# Can the distribution of a pivot depend on known parameters?

I have a question about the distribution of a pivot. Different sources give slightly different definitions of a pivot. Some of them define it as a random variable $$Q(\mathbf{X}, \theta)$$ whose distribution is the same for all $$\theta$$, where $$\theta$$ is a vector of parameters of $$X$$'s distribution (see definitions from wikipedia and Casella-Berger below; here $$X$$ is a r.v. which generate observations). But some other sources define pivot as a random variable whose distribution doesn't depend on unknown parameters of $$X$$'s distribution (see definition from "probability course" below), this means that theoretically pivot's distribution can depend on known parameters of $$X$$'s distribution.
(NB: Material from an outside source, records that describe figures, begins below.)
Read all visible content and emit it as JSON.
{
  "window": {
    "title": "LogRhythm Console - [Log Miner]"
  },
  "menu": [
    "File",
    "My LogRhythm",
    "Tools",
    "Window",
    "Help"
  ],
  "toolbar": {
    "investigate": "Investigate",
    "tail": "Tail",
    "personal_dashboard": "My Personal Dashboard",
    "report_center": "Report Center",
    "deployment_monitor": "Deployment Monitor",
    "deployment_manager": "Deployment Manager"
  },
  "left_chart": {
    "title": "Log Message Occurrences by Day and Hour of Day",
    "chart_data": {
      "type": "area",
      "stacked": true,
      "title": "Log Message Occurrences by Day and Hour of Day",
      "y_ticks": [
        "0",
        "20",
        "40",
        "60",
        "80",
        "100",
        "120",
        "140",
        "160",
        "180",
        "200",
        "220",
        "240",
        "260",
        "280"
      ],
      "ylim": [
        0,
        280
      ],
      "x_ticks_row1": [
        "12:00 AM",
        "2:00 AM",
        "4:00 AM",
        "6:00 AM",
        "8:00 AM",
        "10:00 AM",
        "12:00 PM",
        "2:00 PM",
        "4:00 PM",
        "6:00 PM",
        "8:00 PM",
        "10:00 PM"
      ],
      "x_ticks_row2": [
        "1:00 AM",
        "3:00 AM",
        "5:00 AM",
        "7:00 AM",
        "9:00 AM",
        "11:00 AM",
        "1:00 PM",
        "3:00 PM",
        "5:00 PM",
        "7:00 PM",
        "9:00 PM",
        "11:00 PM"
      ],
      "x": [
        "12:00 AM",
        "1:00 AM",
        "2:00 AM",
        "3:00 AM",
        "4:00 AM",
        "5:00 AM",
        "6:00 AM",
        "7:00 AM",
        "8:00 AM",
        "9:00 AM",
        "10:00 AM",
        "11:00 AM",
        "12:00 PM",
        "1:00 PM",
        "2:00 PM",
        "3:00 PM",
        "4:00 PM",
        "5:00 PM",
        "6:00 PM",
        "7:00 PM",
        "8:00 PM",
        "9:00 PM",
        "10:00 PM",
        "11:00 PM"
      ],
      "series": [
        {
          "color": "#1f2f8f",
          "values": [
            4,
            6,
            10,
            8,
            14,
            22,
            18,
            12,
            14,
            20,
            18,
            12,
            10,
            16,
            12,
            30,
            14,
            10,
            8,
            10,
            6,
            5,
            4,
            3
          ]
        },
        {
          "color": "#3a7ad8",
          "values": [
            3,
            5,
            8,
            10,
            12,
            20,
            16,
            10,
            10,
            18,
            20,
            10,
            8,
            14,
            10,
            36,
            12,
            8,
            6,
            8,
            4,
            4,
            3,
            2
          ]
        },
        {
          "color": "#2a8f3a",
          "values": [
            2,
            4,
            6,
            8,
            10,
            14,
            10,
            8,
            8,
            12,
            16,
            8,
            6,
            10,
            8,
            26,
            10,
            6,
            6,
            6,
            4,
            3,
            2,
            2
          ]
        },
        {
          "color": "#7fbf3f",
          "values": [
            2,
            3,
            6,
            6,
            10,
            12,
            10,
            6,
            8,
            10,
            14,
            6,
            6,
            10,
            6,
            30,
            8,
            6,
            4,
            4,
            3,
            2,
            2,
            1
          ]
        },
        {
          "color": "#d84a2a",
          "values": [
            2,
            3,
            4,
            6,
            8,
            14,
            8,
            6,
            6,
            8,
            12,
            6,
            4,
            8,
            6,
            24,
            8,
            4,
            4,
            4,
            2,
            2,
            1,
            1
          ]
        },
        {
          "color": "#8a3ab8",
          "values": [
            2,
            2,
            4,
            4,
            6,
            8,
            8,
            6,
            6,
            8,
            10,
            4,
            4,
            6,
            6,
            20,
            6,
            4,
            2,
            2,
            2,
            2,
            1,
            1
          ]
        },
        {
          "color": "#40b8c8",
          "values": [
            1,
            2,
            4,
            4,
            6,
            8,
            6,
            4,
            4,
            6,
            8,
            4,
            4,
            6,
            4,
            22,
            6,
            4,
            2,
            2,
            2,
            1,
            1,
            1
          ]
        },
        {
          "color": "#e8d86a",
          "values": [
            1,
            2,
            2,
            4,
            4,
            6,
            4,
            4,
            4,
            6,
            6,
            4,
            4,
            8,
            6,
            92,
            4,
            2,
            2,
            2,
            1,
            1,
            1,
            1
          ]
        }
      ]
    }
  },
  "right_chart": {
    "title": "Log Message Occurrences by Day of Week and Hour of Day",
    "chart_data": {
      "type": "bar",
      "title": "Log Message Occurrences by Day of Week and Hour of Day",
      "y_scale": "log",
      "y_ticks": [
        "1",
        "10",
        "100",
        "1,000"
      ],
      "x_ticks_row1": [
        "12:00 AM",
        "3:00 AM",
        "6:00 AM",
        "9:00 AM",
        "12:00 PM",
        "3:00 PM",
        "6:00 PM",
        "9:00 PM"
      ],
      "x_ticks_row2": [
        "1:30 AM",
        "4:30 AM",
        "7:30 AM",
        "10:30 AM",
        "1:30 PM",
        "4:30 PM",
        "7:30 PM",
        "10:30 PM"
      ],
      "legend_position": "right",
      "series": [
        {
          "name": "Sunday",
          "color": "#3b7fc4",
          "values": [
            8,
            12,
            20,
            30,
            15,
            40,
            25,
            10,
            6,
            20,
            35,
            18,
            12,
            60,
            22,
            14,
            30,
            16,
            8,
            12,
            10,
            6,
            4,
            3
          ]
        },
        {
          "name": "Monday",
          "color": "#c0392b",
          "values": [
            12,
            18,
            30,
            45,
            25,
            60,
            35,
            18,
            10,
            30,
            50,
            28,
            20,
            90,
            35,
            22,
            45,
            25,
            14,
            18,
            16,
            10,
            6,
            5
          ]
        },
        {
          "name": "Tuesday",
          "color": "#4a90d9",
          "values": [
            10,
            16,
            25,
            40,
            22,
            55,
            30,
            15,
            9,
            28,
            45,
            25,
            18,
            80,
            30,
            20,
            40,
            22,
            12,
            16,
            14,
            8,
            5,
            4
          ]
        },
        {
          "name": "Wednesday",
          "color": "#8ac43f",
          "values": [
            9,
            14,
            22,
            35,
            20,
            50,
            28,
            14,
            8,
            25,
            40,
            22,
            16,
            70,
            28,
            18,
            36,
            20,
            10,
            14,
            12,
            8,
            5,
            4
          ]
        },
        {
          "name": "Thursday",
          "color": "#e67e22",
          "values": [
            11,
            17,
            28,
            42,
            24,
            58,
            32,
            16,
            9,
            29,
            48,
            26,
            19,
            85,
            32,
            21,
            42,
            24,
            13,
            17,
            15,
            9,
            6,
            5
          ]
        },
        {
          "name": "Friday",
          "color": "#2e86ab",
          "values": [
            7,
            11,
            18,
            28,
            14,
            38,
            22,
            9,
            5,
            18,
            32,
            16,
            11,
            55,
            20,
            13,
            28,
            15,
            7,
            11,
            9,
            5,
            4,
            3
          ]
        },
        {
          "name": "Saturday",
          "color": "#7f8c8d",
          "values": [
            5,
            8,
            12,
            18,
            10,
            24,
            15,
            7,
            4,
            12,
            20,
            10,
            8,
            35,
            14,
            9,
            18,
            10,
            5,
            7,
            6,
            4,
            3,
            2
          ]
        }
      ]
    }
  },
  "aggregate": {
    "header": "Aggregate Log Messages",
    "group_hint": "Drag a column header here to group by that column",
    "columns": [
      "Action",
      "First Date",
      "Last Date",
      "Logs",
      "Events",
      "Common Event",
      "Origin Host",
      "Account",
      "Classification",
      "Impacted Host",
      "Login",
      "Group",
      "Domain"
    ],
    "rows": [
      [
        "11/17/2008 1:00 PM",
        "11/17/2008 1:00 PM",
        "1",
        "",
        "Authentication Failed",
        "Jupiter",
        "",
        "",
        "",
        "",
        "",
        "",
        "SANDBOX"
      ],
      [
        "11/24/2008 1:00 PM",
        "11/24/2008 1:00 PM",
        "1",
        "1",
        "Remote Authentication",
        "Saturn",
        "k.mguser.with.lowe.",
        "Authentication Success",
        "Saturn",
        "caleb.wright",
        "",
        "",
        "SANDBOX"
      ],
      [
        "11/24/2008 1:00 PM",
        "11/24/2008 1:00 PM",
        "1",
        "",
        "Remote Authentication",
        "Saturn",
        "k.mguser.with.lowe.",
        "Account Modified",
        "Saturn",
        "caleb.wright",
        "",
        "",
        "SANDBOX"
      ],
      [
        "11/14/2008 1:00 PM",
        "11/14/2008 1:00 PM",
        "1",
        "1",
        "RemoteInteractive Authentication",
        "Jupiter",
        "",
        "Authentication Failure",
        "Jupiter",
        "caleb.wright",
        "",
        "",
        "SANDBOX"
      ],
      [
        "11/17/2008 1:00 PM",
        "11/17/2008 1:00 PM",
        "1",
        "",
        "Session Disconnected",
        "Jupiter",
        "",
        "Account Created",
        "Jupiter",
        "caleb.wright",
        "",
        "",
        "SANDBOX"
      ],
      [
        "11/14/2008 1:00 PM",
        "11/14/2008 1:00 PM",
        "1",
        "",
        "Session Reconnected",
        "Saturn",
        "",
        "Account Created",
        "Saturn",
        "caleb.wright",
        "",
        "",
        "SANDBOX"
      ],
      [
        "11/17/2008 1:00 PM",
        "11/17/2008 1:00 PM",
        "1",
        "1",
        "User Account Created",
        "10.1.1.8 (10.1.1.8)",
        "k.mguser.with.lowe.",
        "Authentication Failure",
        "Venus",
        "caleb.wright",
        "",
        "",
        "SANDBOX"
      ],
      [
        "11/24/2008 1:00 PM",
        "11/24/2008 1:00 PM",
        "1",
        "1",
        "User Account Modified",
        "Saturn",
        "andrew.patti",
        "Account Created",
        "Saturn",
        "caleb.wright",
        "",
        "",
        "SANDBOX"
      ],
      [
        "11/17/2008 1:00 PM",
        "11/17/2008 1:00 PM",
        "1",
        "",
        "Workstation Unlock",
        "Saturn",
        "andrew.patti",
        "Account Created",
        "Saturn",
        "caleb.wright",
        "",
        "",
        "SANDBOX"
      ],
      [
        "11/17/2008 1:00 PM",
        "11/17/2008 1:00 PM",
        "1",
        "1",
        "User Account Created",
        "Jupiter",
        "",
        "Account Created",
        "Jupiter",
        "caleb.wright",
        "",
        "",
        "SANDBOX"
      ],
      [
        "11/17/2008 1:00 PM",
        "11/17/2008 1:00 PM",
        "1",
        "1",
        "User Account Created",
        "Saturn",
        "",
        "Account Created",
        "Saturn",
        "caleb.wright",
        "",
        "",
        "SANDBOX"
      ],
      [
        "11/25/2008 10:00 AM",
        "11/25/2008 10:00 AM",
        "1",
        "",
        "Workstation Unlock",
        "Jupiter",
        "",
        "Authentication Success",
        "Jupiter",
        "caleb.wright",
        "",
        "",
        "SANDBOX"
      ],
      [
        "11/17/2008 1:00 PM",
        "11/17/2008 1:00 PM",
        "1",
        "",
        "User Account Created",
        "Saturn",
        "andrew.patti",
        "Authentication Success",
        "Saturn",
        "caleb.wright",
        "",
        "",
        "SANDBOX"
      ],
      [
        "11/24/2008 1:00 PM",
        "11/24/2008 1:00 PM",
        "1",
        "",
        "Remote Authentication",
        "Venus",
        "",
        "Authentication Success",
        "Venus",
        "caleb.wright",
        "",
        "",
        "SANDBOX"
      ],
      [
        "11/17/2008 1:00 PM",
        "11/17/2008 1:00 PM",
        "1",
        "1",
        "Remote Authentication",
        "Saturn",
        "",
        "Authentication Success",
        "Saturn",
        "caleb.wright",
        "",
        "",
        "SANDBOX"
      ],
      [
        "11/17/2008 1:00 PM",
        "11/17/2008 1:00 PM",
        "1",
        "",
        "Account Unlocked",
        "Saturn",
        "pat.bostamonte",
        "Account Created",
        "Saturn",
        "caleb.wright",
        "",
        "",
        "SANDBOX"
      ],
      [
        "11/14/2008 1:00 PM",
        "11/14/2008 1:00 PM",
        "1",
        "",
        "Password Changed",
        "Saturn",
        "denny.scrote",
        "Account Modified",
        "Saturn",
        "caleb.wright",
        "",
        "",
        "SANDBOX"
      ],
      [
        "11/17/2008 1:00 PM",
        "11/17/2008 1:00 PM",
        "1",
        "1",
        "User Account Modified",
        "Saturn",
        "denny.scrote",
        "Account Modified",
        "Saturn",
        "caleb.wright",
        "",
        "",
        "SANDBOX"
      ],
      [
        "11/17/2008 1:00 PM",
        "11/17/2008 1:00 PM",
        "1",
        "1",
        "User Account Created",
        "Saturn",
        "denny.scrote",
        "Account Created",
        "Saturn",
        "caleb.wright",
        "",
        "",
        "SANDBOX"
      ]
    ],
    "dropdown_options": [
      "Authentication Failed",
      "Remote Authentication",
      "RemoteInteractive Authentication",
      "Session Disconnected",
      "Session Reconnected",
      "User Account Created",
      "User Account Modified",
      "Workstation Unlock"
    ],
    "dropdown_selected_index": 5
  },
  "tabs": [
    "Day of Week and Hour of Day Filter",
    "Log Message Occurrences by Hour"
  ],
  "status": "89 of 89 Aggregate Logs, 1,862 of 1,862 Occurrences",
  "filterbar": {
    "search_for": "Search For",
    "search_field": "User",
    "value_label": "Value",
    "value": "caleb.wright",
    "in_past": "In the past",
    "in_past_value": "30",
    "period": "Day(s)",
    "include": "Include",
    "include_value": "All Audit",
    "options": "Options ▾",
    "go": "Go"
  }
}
All examples of pivots for different population distributions, that I have seen in textbooks, didn't depend on all (known and unknown) parameters of $$X$$'s distribution.
So, my question is – can the distribution of a pivot depend on known parameters of $$X$$'s distributiion?
I mean cases when $$X \sim P_\theta; ~\theta = (\theta_1, \ldots, \theta_k),$$ and some of the components of vector $$\theta$$ are known (known parameters) and other components are unknown (unknown parameters); and we need to build confidence interval for some unknown parameter $$\theta_j$$ using sample from $$P_\theta$$ (typically we construct a pivot for this purpose).

Below definitions of a pivot from three different sources are given.

First one is the definition of a pivot from wikipedia:

In statistics, a pivotal quantity or pivot is a function of observations and unobservable parameters such that the function's probability distribution does not depend on the unknown parameters (including nuisance parameters). A pivot quantity need not be a statistic — the function and its value can depend on the parameters of the model, but its distribution must not. If it is a statistic, then it is known as an ancillary statistic.
More formally, let $$\mathbf{X} = (X_1,X_2,\ldots,X_n)$$ be a random sample from a distribution that depends on a parameter (or vector of parameters) $$\theta$$. Let $$g(\mathbf{X},\theta)$$ be a random variable whose distribution is the same for all $$\theta$$. Then $$g$$ is called a pivotal quantity (or simply a pivot).